Moins d’usages en maraîchage

 
© RFL
« En maraîchage, il y a un peu moins d’usage des stations météo, mais pas parce qu’il y a moins de besoins, poursuit Nina Lachia. Il y a une grande diversité de cultures, de nombreux itinéraires techniques, de maladies et de ravageurs différents. Il n’y a pas encore toujours des modèles adaptés. Les principaux enjeux portent sur le gel et la qualité des produits, notamment en ce qui concerne le pilotage de l’irrigation. »

 

Le smartphone, couteau suisse numérique

En 2019, 77 % des Français étaient équipés d’un smartphone, selon le Baromètre du numérique. Les agriculteurs et conseillers agricoles ne font bien sûr pas exception. Outil multifonctions, le smartphone est utilisé quotidiennement par une majorité de professionnels dans le cadre de leur métier. L’usage n°1 par les agriculteurs est la consultation des données météo.
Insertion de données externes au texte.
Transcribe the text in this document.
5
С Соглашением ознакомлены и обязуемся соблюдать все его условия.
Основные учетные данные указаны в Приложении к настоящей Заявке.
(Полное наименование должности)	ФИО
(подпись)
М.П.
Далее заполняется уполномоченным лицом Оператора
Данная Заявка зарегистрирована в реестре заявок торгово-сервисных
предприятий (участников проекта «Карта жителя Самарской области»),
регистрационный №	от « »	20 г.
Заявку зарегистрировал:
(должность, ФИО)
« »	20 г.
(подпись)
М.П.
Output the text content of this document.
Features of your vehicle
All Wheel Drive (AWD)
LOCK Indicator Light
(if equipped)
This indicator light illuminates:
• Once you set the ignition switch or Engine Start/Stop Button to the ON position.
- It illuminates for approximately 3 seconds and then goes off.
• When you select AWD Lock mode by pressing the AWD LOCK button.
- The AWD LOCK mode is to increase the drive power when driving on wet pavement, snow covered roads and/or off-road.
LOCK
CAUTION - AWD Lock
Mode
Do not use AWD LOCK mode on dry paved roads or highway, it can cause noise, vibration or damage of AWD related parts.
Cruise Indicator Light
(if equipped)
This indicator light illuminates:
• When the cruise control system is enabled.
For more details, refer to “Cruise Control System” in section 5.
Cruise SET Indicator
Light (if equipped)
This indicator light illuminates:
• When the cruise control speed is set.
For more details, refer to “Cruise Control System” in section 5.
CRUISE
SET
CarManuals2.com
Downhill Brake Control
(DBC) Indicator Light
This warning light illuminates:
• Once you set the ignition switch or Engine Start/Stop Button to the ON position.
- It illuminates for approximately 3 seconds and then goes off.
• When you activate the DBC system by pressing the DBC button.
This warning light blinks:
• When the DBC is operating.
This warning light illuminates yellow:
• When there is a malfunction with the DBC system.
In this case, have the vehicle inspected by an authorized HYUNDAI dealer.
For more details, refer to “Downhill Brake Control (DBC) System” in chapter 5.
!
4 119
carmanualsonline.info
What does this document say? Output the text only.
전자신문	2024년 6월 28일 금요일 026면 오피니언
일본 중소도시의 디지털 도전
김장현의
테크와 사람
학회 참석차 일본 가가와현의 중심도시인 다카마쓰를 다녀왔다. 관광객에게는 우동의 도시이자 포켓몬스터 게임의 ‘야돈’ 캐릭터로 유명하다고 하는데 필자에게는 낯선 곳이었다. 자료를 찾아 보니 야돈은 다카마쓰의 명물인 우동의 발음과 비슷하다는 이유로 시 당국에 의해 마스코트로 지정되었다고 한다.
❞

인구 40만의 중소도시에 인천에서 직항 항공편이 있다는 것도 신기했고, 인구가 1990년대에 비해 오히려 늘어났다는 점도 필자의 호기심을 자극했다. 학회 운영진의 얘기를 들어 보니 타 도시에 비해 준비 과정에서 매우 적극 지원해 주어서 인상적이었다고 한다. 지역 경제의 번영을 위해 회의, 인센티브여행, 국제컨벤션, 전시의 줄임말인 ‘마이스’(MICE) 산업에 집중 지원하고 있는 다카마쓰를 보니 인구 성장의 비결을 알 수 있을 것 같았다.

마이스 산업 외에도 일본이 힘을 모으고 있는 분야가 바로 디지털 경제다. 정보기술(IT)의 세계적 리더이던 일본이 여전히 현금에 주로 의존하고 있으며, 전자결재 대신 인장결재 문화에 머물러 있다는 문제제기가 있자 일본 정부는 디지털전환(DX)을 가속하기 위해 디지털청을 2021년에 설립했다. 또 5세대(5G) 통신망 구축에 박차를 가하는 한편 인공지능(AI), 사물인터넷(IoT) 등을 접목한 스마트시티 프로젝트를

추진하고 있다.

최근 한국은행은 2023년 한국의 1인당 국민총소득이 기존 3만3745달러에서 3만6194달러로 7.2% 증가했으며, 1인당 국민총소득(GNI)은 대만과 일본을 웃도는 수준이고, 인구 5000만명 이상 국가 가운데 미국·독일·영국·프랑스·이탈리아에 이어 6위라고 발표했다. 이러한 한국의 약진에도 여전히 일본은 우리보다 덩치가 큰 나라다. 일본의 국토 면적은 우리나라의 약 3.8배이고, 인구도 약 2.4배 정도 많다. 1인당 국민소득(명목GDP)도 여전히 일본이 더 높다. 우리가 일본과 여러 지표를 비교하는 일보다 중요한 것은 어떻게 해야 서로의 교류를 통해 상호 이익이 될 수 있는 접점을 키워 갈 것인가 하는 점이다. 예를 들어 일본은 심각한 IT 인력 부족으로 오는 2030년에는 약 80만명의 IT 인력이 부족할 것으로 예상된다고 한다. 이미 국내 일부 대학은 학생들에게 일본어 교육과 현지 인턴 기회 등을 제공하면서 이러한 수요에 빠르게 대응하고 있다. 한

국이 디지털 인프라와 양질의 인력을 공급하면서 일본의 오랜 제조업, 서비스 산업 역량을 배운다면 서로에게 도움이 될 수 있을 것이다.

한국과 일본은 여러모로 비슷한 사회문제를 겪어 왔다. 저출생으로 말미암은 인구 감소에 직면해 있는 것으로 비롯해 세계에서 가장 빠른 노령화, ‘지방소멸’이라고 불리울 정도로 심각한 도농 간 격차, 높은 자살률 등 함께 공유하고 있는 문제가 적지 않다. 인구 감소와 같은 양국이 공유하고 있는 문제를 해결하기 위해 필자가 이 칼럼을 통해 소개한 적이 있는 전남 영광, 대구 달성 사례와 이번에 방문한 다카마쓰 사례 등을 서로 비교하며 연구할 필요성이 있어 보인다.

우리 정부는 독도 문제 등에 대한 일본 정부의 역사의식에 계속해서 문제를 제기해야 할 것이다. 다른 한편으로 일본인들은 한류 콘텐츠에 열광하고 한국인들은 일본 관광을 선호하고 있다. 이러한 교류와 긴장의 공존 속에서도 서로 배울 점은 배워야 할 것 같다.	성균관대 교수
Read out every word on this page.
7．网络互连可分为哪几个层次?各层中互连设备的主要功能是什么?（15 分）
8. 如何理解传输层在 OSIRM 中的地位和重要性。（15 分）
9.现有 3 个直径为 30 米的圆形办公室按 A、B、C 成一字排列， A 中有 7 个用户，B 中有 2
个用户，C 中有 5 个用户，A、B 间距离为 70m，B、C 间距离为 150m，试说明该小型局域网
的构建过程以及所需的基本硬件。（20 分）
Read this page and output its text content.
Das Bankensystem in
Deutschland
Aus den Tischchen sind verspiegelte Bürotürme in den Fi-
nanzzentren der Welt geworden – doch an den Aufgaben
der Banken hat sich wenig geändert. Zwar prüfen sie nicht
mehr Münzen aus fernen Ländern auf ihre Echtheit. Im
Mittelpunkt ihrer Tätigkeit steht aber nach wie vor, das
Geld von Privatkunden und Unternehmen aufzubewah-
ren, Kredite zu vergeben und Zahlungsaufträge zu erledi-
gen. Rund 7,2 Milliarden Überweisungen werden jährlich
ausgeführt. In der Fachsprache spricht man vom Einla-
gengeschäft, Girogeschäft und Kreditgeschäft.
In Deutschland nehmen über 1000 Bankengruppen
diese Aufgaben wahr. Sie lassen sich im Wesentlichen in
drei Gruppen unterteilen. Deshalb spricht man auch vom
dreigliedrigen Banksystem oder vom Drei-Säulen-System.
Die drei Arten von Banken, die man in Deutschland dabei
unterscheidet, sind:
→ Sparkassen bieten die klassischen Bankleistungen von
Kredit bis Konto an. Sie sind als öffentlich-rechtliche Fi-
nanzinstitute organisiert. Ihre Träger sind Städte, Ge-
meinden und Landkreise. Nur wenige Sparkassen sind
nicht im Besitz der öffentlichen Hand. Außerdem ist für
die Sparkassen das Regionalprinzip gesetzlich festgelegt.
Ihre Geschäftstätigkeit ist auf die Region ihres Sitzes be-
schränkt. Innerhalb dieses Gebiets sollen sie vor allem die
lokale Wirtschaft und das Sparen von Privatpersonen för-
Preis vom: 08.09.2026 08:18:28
De nombreuses applications « métier » sont disponibles concernant la gestion d’exploitation : enregistrement des pratiques, planification des travaux, gestion de la main-d’œuvre, reconnaissance des bioagresseurs, lien avec les consommateurs en vente directe, accès aux données des capteurs… Le smartphone est aussi utilisé largement par les conseillers dans leur activité de conseil, mais une grande majorité se sent insuffisamment accompagnée dans la connaissance et l’utilisation des applications. Enfin, si le smartphone est incontournable, beaucoup de professionnels considèrent qu’il n’est pas toujours adapté à un usage sur le terrain, notamment par manque d’ergonomie et de résistance.